今回は、運慶についてご紹介させて頂きます。

 

運慶は平安時代後期から鎌倉時代初期に活躍されたかたです。

この頃の仏師は大きく三つのグループに分かれており、名前に「院」がつく「院派」、「円」がつく「円派」そして「慶」がつく「慶派」です。

院派 円派は京の都を中心に活動し、慶派は南都(奈良)を中心に活動していました。

運慶は「慶派」に属しています。

 

平安時代の仏像は衣文(えもん)(仏さまがまとっている衣)が浅く体が薄い仏像が主流でしたが、運慶は、肉厚で力強い姿で写実的なたくましい姿の仏像を造っていきました。有名なのが、東大寺南大門の金剛力士像です。konngourikisi

このお姿の仏像は、当時台頭してきた武士階級に支持され京の都だけでなく東国(鎌倉)にまでその活動範囲ひろげていきました。

 

法然上人と同じ時に活躍されていましたが、お二人がお会いしたことがあるかは、史料がないので不明ですが、法然上人は、運慶を高く評価されていたようです。

法然上人のご法語(法然上人の手紙や言葉を集めたもの)の第二十にその名前をみることができます。

第二十           難修観法

 近来の行人、観法を、なす事なかれ。

仏像を観ずとも、運慶快慶が、作りたる、佛程だにも、観じ顕すべからず。

極楽の荘厳を、観ずとも桜梅桃李の、花菓程も、感じあらわさん事、かたかるべし。

彼の佛今現に世に在して成仏し給へり。

まさに知るべし、本誓の重願虚しからざる事を。

衆生称念すれば、必ず往生を得の、釈を信じて 深く、本願を頼みて、一向名号を唱ふべし。
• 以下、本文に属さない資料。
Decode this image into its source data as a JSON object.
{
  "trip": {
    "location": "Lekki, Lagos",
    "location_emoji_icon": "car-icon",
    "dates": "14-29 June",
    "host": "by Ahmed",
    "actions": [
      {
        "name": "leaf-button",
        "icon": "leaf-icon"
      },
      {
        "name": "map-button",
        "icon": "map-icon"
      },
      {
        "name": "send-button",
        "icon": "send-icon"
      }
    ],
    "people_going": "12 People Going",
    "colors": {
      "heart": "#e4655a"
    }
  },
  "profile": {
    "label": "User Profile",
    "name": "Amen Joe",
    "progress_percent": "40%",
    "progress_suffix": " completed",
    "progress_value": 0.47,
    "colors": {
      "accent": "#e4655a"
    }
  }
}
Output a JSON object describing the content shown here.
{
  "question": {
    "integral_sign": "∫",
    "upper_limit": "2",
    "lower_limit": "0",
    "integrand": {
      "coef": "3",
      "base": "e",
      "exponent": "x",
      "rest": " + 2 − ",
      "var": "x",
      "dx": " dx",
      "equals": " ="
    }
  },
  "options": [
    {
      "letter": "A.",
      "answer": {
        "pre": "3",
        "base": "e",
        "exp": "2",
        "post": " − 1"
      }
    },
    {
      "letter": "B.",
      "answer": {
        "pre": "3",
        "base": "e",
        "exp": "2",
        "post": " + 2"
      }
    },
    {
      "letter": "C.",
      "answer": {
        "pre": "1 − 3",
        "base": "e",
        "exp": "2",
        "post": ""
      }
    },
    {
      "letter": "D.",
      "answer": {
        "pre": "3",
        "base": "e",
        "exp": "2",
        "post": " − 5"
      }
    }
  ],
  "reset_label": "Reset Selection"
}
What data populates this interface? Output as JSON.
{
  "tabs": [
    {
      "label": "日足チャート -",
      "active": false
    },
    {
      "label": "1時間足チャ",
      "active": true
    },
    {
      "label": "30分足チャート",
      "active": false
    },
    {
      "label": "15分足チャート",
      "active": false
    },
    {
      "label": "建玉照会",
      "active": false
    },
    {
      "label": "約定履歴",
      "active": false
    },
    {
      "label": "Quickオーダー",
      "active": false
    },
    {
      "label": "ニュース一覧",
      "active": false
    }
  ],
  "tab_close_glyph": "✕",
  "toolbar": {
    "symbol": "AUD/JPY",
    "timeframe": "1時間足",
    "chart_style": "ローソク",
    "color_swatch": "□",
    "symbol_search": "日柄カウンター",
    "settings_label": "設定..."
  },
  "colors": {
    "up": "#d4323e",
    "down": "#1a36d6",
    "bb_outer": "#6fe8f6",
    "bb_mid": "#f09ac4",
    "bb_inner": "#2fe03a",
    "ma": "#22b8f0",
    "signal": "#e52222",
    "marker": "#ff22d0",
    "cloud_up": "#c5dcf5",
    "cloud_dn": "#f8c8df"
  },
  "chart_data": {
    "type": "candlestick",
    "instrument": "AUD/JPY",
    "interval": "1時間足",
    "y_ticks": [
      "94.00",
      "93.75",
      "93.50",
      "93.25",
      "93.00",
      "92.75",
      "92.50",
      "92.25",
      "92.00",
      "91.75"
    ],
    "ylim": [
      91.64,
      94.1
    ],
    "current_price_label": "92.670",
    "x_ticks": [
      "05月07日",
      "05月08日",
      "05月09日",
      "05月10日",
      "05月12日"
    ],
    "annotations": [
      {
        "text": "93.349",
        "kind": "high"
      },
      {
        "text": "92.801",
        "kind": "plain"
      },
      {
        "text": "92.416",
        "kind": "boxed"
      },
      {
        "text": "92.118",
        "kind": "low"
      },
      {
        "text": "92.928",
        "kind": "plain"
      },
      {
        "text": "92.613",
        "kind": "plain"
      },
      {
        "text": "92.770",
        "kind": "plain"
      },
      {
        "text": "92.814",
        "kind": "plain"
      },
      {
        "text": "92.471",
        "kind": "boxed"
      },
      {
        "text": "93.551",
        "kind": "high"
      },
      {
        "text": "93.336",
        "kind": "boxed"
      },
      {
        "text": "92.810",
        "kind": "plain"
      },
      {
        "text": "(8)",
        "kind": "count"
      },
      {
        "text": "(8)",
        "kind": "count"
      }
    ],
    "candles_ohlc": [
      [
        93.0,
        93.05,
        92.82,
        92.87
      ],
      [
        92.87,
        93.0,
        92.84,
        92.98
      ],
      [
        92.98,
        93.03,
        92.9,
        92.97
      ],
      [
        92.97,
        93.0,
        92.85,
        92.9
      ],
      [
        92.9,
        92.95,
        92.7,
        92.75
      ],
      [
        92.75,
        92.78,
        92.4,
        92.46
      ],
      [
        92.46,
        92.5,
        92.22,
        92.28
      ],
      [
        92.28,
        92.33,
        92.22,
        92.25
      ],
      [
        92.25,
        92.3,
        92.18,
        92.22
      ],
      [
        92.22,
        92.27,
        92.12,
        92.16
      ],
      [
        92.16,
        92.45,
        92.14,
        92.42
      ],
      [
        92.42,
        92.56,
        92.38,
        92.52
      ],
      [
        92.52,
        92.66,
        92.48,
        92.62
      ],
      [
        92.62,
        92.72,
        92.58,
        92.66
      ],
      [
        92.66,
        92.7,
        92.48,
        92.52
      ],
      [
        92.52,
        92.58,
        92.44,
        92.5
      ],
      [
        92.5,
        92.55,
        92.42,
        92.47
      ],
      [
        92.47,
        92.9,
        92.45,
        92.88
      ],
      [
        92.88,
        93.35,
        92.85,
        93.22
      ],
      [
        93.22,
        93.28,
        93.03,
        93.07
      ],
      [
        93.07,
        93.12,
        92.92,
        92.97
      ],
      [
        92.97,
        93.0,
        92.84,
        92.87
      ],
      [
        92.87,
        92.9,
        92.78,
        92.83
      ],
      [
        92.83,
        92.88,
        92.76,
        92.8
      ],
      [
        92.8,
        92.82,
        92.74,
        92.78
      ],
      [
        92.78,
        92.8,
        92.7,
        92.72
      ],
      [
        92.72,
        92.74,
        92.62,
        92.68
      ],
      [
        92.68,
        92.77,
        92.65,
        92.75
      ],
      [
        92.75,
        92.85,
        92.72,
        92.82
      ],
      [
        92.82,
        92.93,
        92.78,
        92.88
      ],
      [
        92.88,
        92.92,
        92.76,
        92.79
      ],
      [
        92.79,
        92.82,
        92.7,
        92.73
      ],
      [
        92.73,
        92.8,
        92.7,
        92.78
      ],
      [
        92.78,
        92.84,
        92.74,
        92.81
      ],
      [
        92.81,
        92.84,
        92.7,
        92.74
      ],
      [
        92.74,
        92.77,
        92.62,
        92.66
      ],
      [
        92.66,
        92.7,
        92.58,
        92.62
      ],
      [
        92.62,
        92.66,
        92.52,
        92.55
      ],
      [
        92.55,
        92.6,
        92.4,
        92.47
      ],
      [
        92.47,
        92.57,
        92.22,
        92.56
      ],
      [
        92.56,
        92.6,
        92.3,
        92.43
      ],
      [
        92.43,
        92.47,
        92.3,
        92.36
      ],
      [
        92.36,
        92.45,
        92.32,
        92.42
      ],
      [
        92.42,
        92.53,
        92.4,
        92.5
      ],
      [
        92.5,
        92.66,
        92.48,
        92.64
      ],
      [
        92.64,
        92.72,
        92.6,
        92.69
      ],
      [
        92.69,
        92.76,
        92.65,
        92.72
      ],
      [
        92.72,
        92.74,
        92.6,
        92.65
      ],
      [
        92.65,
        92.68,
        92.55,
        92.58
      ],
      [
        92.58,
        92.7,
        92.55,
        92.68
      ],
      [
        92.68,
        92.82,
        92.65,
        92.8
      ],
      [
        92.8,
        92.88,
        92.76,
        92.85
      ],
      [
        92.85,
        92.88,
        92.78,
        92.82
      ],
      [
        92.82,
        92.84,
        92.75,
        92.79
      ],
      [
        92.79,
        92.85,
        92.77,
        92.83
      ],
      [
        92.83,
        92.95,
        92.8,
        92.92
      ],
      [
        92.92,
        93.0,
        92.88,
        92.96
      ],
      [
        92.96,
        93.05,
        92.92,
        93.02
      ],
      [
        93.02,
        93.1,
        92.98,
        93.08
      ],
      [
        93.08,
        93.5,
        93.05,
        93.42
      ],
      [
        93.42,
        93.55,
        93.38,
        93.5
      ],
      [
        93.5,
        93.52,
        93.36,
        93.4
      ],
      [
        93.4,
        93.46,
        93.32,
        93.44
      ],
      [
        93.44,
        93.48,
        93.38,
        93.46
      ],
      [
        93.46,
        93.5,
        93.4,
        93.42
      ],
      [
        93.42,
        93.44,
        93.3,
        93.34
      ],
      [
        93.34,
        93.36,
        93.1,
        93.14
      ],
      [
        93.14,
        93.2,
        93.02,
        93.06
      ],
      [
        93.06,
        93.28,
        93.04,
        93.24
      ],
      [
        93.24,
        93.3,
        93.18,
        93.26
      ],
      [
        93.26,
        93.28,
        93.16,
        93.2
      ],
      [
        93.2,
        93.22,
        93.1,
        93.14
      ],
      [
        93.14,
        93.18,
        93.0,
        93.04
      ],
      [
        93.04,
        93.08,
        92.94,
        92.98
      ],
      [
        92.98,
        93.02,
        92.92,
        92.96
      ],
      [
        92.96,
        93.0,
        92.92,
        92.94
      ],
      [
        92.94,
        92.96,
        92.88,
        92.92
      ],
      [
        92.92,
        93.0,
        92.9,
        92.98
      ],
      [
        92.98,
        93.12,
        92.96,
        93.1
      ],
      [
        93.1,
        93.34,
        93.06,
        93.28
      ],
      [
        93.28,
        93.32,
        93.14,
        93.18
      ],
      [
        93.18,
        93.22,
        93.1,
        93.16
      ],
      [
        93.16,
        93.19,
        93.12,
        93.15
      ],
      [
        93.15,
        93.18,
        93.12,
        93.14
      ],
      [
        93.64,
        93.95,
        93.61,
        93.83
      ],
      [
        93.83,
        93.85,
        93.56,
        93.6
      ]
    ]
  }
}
名号を唱ふれば、三心自ずから具足する也。   『 勅伝 第二十一 』

「口語訳」

近頃の修行者は瞑想にふける観方を修行しなくてもよい。

たとえ仏の相好を観方したとしても、運慶や康慶という大仏師がつくり上げた仏像ほどに立派な姿を観じ現すことができない

極楽浄土の荘厳を観想したにしても、この世の桜、梅、桃、李の花や果実ほどに美しく観じ現すことは難しいであろう。

善導大師が「阿彌陀佛は現にとなって極楽浄土にまします。

このことによって四十八願のすべてが成就されていることを知るのである。

もし、人が念仏を唱えれば必ず極楽往生ができる」と説いている言葉を信じ、

心から本願を頼んで一向に念仏を唱えなければならない。

一向に念仏を唱えさえすれば、自然に三心が具わるのである。